A recurring epidemic of asthma exacerbations in children occurs annually in September in North America when school resumes after summer vacation.
Our goal was to determine whether montelukast, added to usual asthma therapy, would reduce days with worse asthma symptoms and unscheduled physician visits of children during the September epidemic.
A total of 194 asthmatic children aged 2 to 14 years, stratified according to age group (2-5, 6-9, and 10-14 years) and gender, participated in a double-blind, randomized, placebo-controlled trial of the addition of montelukast to usual asthma therapy between September 1 and October 15, 2005.
Children randomly assigned to receive montelukast experienced a 53% reduction in days with worse asthma symptoms compared with placebo (3.9% vs 8.3%) and a 78% reduction in unscheduled physician visits for asthma (4 [montelukast] vs 18 [placebo] visits). The benefit of montelukast was seen both in those using and not using regular inhaled corticosteroids and among those reporting and not reporting colds during the trial.

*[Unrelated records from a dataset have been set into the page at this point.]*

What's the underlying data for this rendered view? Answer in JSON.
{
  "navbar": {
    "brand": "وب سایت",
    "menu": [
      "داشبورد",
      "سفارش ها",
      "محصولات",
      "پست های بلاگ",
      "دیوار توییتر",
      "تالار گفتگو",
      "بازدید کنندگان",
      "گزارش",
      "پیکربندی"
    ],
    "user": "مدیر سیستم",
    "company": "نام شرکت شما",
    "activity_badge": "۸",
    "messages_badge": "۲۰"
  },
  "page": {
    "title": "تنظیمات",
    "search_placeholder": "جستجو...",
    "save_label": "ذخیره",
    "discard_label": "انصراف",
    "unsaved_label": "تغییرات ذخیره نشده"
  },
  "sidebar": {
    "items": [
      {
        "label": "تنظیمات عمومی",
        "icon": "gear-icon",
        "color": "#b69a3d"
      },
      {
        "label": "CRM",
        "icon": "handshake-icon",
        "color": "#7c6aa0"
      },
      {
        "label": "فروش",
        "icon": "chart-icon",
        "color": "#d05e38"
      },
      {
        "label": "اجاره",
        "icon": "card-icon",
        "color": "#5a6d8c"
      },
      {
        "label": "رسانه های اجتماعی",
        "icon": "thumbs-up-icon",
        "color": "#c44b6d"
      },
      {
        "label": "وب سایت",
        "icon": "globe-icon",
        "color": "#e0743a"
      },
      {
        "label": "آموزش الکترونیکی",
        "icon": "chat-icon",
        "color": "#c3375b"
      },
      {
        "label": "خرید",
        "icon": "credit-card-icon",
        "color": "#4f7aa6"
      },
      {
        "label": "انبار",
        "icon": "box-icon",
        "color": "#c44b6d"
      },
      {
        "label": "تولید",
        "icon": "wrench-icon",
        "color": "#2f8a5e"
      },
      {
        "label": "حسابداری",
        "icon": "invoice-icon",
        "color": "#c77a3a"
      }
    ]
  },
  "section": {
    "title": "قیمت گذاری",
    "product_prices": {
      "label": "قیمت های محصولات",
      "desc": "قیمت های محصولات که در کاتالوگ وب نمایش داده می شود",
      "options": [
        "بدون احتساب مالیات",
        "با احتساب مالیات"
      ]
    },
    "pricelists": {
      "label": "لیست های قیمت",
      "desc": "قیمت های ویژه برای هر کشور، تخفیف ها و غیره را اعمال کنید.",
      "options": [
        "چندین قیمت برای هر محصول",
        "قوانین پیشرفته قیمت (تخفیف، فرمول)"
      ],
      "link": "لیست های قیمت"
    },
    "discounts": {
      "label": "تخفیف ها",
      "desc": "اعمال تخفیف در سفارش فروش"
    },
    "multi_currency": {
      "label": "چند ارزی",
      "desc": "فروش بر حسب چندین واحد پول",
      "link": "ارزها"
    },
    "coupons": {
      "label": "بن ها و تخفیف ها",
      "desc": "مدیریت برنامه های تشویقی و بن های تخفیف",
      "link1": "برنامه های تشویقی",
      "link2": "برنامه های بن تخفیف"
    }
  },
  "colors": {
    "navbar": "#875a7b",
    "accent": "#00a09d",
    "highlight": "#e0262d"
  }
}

There were differences in efficacy according to age and gender. Boys aged 2 to 5 years showed greater benefit from montelukast (0.4% vs 8.8% days with worse asthma symptoms) than did older boys, whereas among girls the treatment effect was most evident in 10- to 14-year-olds (4.6% [montelukast] vs 17.0% [placebo]), with nonsignificant effects in younger girls.
Montelukast added to usual treatment reduced the risk of worsened asthma symptoms and unscheduled physician visits during the predictable annual September asthma epidemic. Treatment-effect differences observed between age and gender groups require additional investigation.